As an employee gets older, he or she is clearly more likely to opt for learning and development opportunities instead of promotion and advancement opportunities. This leads me to believe that those who are younger are looking for the quick promotion instead of learning and development, and the older workforce wants the exact opposite. Promotions become less important as age increases and learning and development become more valuable. The reason for this is that as people become older, they may tend to think they’re losing touch with modern technology, which will make them irrelevant in the workplace if they can’t stay up to date.

There is a clear relationship between age, tenure in a company, and an employee’s decision to choose a promotion over learning and development. So what does this mean for your company? Here are three quick takeaways to gain from this study.

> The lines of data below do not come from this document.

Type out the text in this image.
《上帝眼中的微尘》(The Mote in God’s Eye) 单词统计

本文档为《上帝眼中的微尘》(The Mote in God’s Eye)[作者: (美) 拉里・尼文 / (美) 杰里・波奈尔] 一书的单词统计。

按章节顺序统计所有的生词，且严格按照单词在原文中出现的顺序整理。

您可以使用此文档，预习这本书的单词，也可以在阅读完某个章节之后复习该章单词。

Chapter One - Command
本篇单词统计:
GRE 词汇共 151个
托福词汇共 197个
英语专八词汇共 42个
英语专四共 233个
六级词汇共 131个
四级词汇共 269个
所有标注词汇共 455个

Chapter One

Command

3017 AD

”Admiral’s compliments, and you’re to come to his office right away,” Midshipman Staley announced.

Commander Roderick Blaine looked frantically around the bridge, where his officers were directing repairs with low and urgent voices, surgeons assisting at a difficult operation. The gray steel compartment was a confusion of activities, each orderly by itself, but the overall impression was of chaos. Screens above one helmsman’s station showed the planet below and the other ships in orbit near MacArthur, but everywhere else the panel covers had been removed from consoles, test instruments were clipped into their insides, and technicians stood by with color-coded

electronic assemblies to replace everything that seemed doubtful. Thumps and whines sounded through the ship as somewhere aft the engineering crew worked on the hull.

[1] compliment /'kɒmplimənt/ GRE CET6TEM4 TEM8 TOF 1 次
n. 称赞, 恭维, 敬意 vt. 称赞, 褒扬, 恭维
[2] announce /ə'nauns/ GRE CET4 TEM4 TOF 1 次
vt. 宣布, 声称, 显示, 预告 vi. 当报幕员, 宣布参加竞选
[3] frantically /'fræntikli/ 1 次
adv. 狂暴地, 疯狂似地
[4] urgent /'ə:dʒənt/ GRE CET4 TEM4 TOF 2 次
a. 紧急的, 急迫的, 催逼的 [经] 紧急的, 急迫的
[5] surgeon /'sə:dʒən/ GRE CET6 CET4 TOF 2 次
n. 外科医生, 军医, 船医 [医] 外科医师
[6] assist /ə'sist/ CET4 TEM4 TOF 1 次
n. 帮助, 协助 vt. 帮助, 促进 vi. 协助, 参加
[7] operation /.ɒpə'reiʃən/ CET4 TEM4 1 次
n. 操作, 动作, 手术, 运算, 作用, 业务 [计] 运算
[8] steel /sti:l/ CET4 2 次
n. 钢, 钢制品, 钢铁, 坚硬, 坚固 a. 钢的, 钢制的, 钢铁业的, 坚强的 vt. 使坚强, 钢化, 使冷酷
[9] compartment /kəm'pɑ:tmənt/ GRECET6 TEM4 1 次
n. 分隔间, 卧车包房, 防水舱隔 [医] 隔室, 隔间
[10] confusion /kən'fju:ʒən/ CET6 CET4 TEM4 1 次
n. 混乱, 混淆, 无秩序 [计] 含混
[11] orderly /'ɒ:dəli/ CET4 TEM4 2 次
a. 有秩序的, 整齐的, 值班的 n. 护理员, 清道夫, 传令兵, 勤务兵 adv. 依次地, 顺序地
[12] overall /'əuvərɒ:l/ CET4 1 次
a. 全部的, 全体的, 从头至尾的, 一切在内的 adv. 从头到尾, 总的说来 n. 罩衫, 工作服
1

  1. Employees are still interested in learning and development. This study points out that the value employees put on learning and development grows with age, but is still very relevant to younger audiences. Creating a plan or strategy that encompasses learning and development in your company will not only help each employee individually, it will also help build a stronger workforce for your company overall.
  2. Employees want to be recognized for their work, so promotions are still relevant.In the tech world, there is a running joke that everyone is a CEO because everyone is starting his or her own company. No matter the size of the company, that title floats around like it’s soon to be going out of style. But when it comes to promotions in a corporate setting, employees are still interested in being the best and in being rewarded for it! Promote within your company, and you’ll create a workforce that has a stronger retention rate.
  3. Tie learning and development into promotional opportunities. Rather than making employees choose between one and the other, companies should tie learning and development opportunities into promotional opportunities. Younger people are looking for that quick promotion in most cases, but that doesn’t mean they’re always qualified for the job. Develop your employees and mold them into the employees you want them to be. From there, you can promote the ones who are shining brightest.
Jessica Miller-Merrell

Jessica Miller-Merrell, SPHR, is an author, speaker, Human Resources professional, and workplace social media expert who has a passion for recruiting, training, and all things social media. She is the president and CEO of Xceptional HR, and a leader in the HR community with more than 12 years of industry experience. The author of Tweet This! Twitter for Business, Jessica was named by HR Examiner as the second most influential recruiter on the Internet and the seventh most powerful woman on Twitter. She is a columnist for both SmartBrief and The Huffington Post, in addition to Blogging4Jobs and Human Resources One on One. Jessica has been interviewed for professional articles in CIO Magazine, Entrepreneur Magazine, SHRM’s HR Magazine, and on CBS. Jessica earned a Senior Professional in Human Resources designation in 2008, and holds a bachelor’s degree in Anthropology and Business from Kansas State University. Originally from a small town in Kansas, Jessica currently lives near Oklahoma City with her husband, Greg and daughter, Ryleigh.

4 Comments

  • Avatar Patty R. says:

    As mass media shows, the young do not always want a promotion. “The Devil Wears Prada” or “The Proposal” show young people preferring assistant’s positions near popular leaders as a stepping stone to better positions in less important companies.

  • Avatar Vivian P. says:

    No wonder young people choose a promotion. Usually they are college graduates tired of studying and eager to prove they are worthy. They perceive a promotion as a label that manifests their success to their parents, partners, or college friends.

  • Avatar Scott M. says:

    Some were born to assist and some were meant to be assisted. And this should be counted on when promoting a person.

  • Avatar Martina Scott says:

    During an HR talk with one of my employees, I asked, ”What is more important, promotion or development?” The answer was, “To be wanted you need to be a star, and it is better to become a star on your level than a mediocrity on the next one.”